One of my friends who studies genetic engineering at university and told me how her class removed the gene that causes glowing from a glow worm and spliced it into some plant DNA, causing the resulting plant to glow in the dark.

This is a nice idea, I guess. It could be useful for making indoor plant / night light hybrids, but are genetic engineers so busy making monkeys with multiple asses that they overlook the most obvious and greatest possible use for this technology?

I am talking about grass. The word "grass" can mean both the green stuff that makes up lawn or another name for marijuana. I propose that we converge these two meanings forever, through the wonders of modern science.

If I was a genetic engineer, I would take the gene that is responsible for the high THC content of the cannabis plant and splice it into common, ordinary household grass.
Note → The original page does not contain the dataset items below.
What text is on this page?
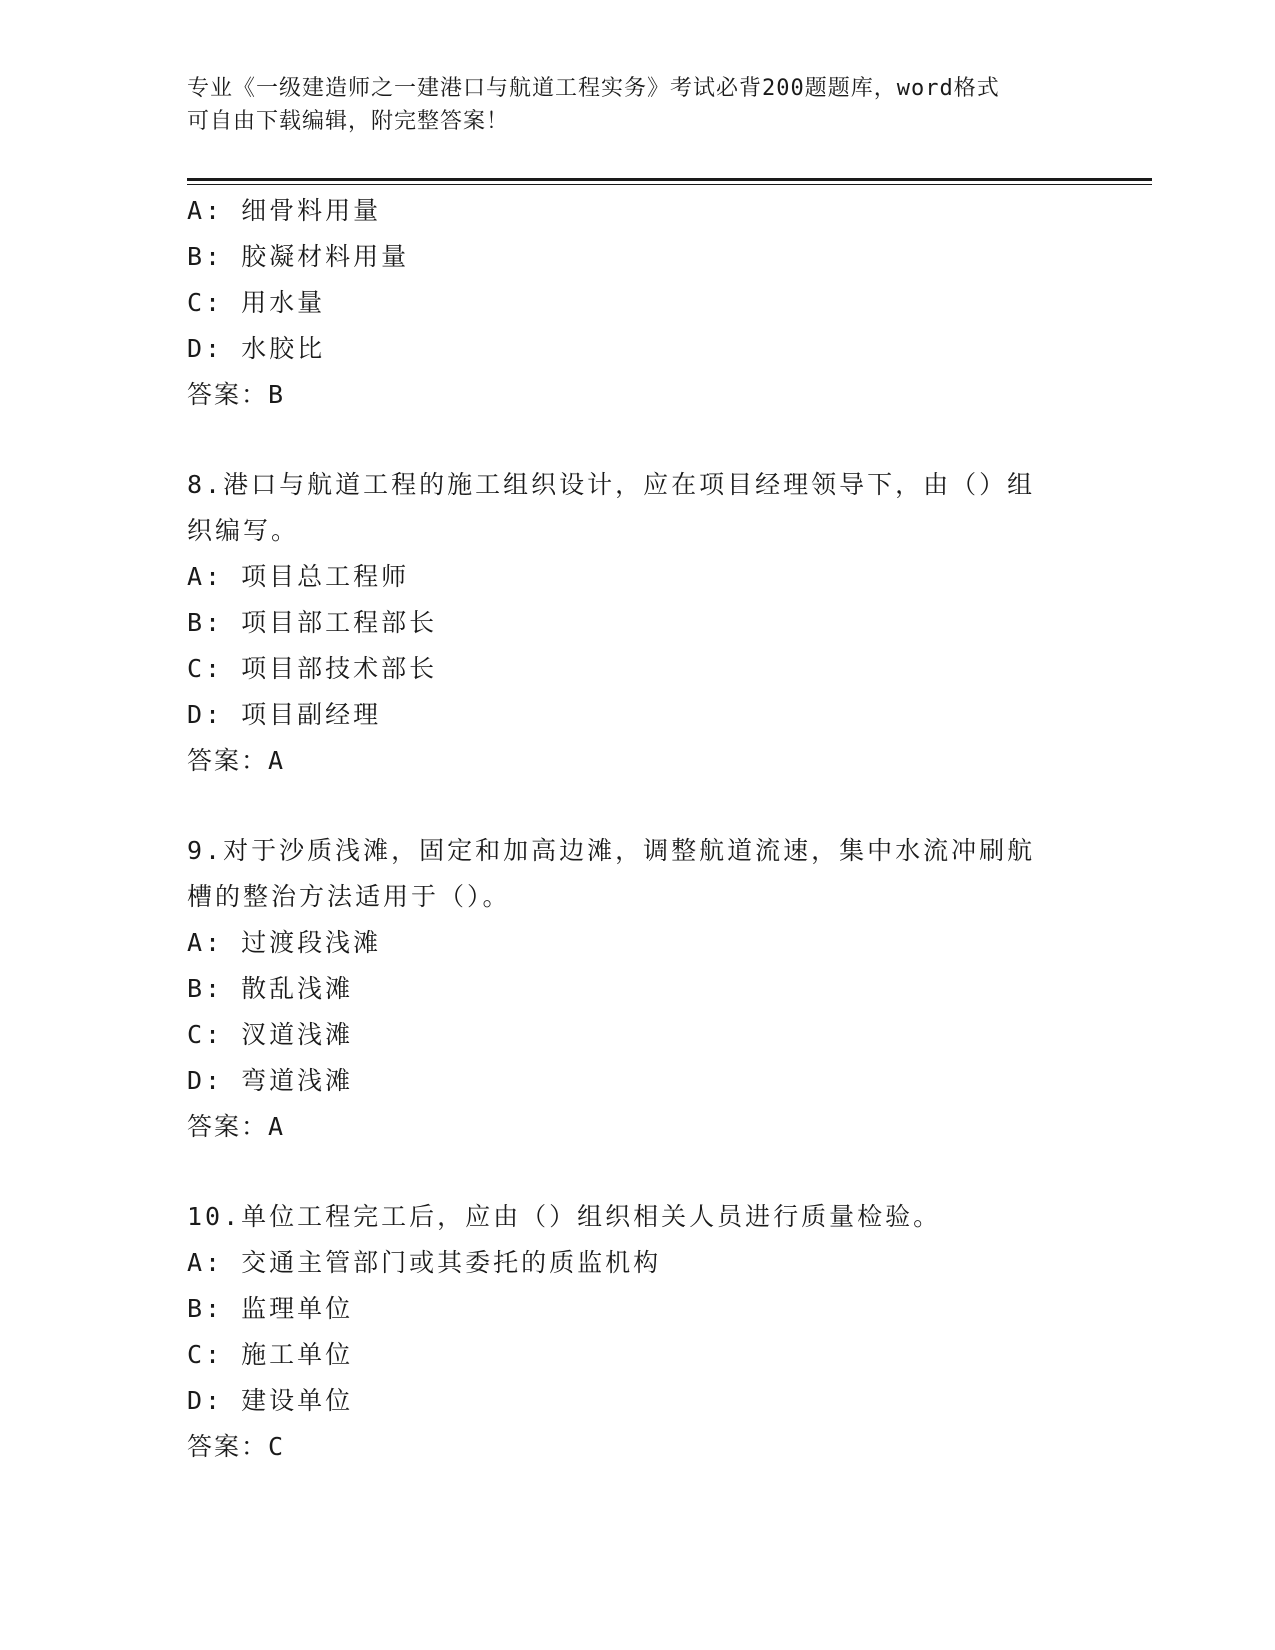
专业《一级建造师之一建港口与航道工程实务》考试必背200题题库，word格式
可自由下载编辑，附完整答案！
A: 细骨料用量
B: 胶凝材料用量
C: 用水量
D: 水胶比
答案：B
8.港口与航道工程的施工组织设计，应在项目经理领导下，由（）组
织编写。
A: 项目总工程师
B: 项目部工程部长
C: 项目部技术部长
D: 项目副经理
答案：A
9.对于沙质浅滩，固定和加高边滩，调整航道流速，集中水流冲刷航
槽的整治方法适用于（）。
A: 过渡段浅滩
B: 散乱浅滩
C: 汊道浅滩
D: 弯道浅滩
答案：A
10.单位工程完工后，应由（）组织相关人员进行质量检验。
A: 交通主管部门或其委托的质监机构
B: 监理单位
C: 施工单位
D: 建设单位
答案：C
Then I would buy up lots of cheap land and start a turf farm. Wouldn't this dope-lawn reek of skunk? NO. THC oil is odourless, the lawn would be indistinguishable from ordinary lawn, that is, until you started smoking it. This brings a new meaning to the term lawn bowls.
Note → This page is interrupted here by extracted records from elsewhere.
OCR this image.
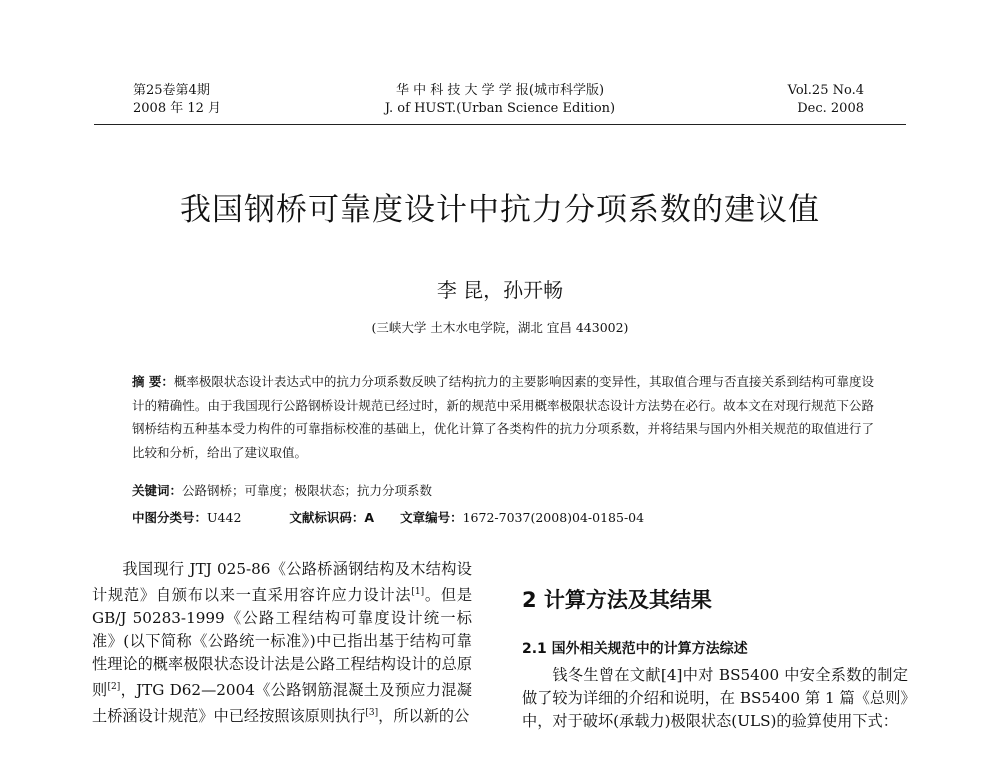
第25卷第4期
2008 年 12 月
华 中 科 技 大 学 学 报(城市科学版)
J. of HUST.(Urban Science Edition)
Vol.25 No.4
Dec. 2008
我国钢桥可靠度设计中抗力分项系数的建议值
李 昆，孙开畅
(三峡大学 土木水电学院，湖北 宜昌 443002)
摘 要：概率极限状态设计表达式中的抗力分项系数反映了结构抗力的主要影响因素的变异性，其取值合理与否直接关系到结构可靠度设计的精确性。由于我国现行公路钢桥设计规范已经过时，新的规范中采用概率极限状态设计方法势在必行。故本文在对现行规范下公路钢桥结构五种基本受力构件的可靠指标校准的基础上，优化计算了各类构件的抗力分项系数，并将结果与国内外相关规范的取值进行了比较和分析，给出了建议取值。
关键词：公路钢桥；可靠度；极限状态；抗力分项系数
中图分类号：U442	文献标识码：A 文章编号：1672-7037(2008)04-0185-04

我国现行 JTJ 025-86《公路桥涵钢结构及木结构设计规范》自颁布以来一直采用容许应力设计法[1]。但是 GB/J 50283-1999《公路工程结构可靠度设计统一标准》(以下简称《公路统一标准》)中已指出基于结构可靠性理论的概率极限状态设计法是公路工程结构设计的总原则[2]，JTG D62—2004《公路钢筋混凝土及预应力混凝土桥涵设计规范》中已经按照该原则执行[3]，所以新的公

2 计算方法及其结果
2.1 国外相关规范中的计算方法综述

钱冬生曾在文献[4]中对 BS5400 中安全系数的制定做了较为详细的介绍和说明，在 BS5400 第 1 篇《总则》中，对于破坏(承载力)极限状态(ULS)的验算使用下式：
After a few months, I will have acres and acres of verdant knee high foliage, and it will be time for the harvest. I will bring in a lawn-mower with a catcher and do some mowing.

Once I had made all the money I could possibly hope to spend from my little grass farm, I would release the seeds into the wild. The effects would be like releasing ice-nine in Cat's Cradle. From that day forth the world would be a different place, any lawn anywhere could be a skunk-lawn and NOBODY would know.